Identification: Maximova, Olga



Glial responses and synapse elimination in flavivirus neuroinfection: implications for motor and cognitive function
Olga A. Maximova1, Barbara Sampson2, John G. Bernbaum1, Jeffery K. Taubenberger1, Jeffrey I. Cohen1, Alexander G. Pletnev1
1National Institute of Allergy and Infectious Diseases; 2Office of Chief Medical Examiner, New York; United States of America
Neurons are the primary target cells of many flaviviral infections of the central nervous system (CNS). We recently showed that one of the neuropathogenic flaviviruses, West Nile virus (WNV), can spread within the CNS transsynaptically. WNV infection can result in the neuroinvasive disease, with manifestations across the spectrum of meningoencephalomyelitis. The clinical evidence, accumulating for the past 19 years since WNV introduction to the USA, suggests involvement of the cerebellum more often than previously recognized.
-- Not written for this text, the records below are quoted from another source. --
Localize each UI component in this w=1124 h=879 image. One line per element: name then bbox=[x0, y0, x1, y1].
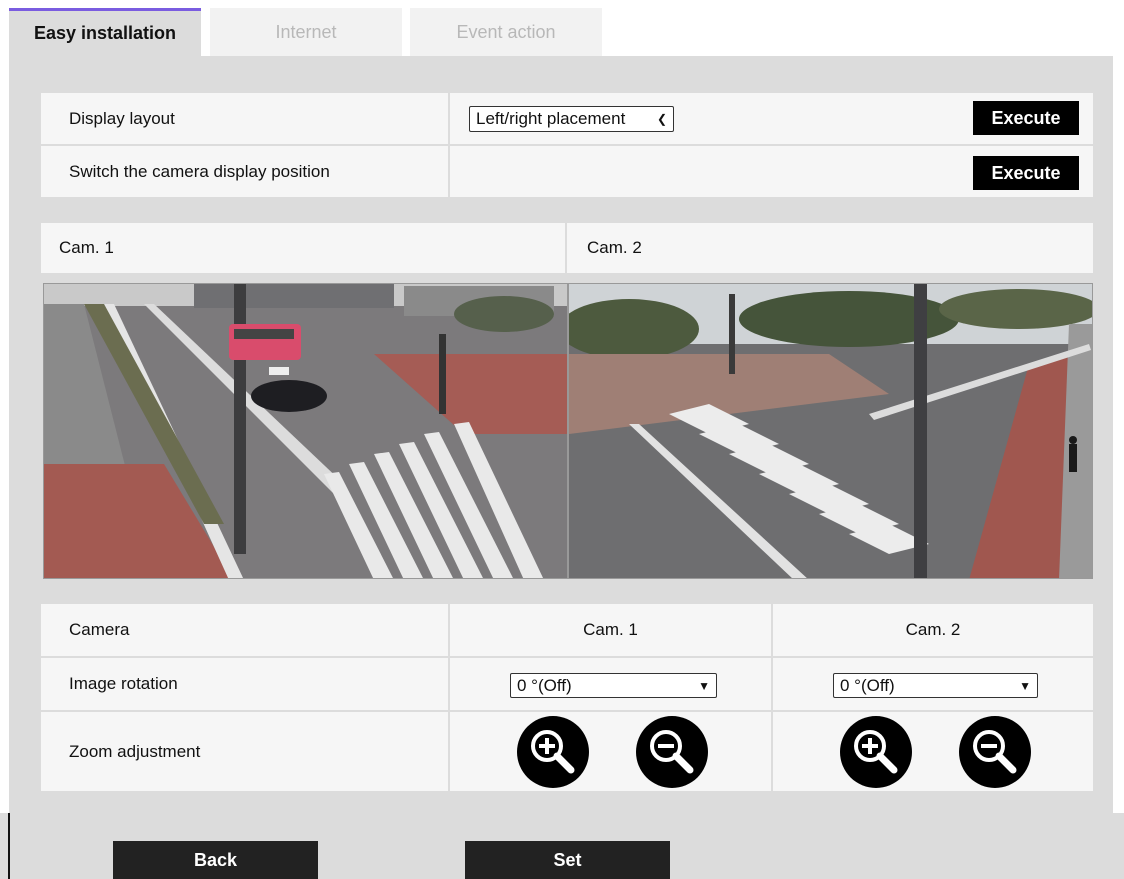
cam2-zoom-in-button[interactable] bbox=[840, 716, 912, 788]
zoom-in-icon bbox=[531, 730, 575, 774]
camera-col-cam1: Cam. 1 bbox=[450, 604, 771, 656]
cam2-image bbox=[568, 283, 1093, 579]
image-rotation-cam1-value: 0 °(Off) bbox=[517, 675, 572, 695]
zoom-out-icon bbox=[973, 730, 1017, 774]
display-layout-select-value: Left/right placement bbox=[476, 109, 626, 128]
cam1-zoom-in-button[interactable] bbox=[517, 716, 589, 788]
chevron-down-icon: ▼ bbox=[698, 678, 710, 693]
display-layout-label: Display layout bbox=[41, 93, 448, 144]
chevron-down-icon: ❮ bbox=[656, 112, 667, 126]
tab-internet[interactable]: Internet bbox=[210, 8, 402, 56]
tab-easy-installation[interactable]: Easy installation bbox=[9, 8, 201, 56]
camera-row-label: Camera bbox=[41, 604, 448, 656]
zoom-in-icon bbox=[854, 730, 898, 774]
tab-event-action[interactable]: Event action bbox=[410, 8, 602, 56]
zoom-cam2-cell bbox=[773, 712, 1093, 791]
image-rotation-cam1-select[interactable]: 0 °(Off) ▼ bbox=[510, 673, 717, 698]
switch-position-execute-button[interactable]: Execute bbox=[973, 156, 1079, 190]
cam1-zoom-out-button[interactable] bbox=[636, 716, 708, 788]
switch-position-label: Switch the camera display position bbox=[41, 146, 448, 197]
zoom-cam1-cell bbox=[450, 712, 771, 791]
image-rotation-label: Image rotation bbox=[41, 658, 448, 710]
image-rotation-cam2-value: 0 °(Off) bbox=[840, 675, 895, 695]
image-rotation-cam2-select[interactable]: 0 °(Off) ▼ bbox=[833, 673, 1038, 698]
cam1-image bbox=[43, 283, 568, 579]
chevron-down-icon: ▼ bbox=[1019, 678, 1031, 693]
set-button[interactable]: Set bbox=[465, 841, 670, 879]
display-layout-execute-button[interactable]: Execute bbox=[973, 101, 1079, 135]
bottom-bar-edge bbox=[8, 813, 10, 879]
cam2-zoom-out-button[interactable] bbox=[959, 716, 1031, 788]
display-layout-select[interactable]: Left/right placement ❮ bbox=[469, 106, 674, 132]
zoom-adjustment-label: Zoom adjustment bbox=[41, 712, 448, 791]
camera-col-cam2: Cam. 2 bbox=[773, 604, 1093, 656]
back-button[interactable]: Back bbox=[113, 841, 318, 879]
cam2-header: Cam. 2 bbox=[567, 223, 1093, 273]
cam1-header: Cam. 1 bbox=[41, 223, 565, 273]
zoom-out-icon bbox=[650, 730, 694, 774]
Increasingly reported clinical signs include cerebellar dysmetria and ataxia, as well as dysphagia, tremor, and opsoclonus myoclonus syndrome. These complications motivated us to investigate the pathological substrate of cerebellar dysfunction in WNV neuroinfection (WNV-NI). We used cerebellar tissue from our nonhuman primate WNV-NI model and postmortem samples from the first US human cases of the WNV-NI and performed molecular pathology and electron microscopy studies. The topography of glial responses was indicative of the alterations in somatodendritic, axonal, and synaptic compartments of the major neuronal elements comprising the cerebellar microcircuitry (i.e., Purkinje and granule cells). Indeed, subsequent analysis with specific molecular markers revealed progressive degenerative changes in all these compartments. We propose a model in which a compensatory displacement and elimination of synapses occurs due to a coordinated effort of the reactive astrocytes and microglia to arrest the transsynaptic spread of virus at the expense of cerebellar motor and cognitive function. Whether this scenario employs the molecular mechanisms of synapse elimination known to play a role during the CNS development or neurodegenerative disease, warrants further investigation. A better understanding of neuronal network dysfunction during and after viral neuroinfection may provide innovative ideas and a hope to improve or restore the neuronal and synaptic function.
This work was supported by funds provided by the NIAID Intramural Research Program.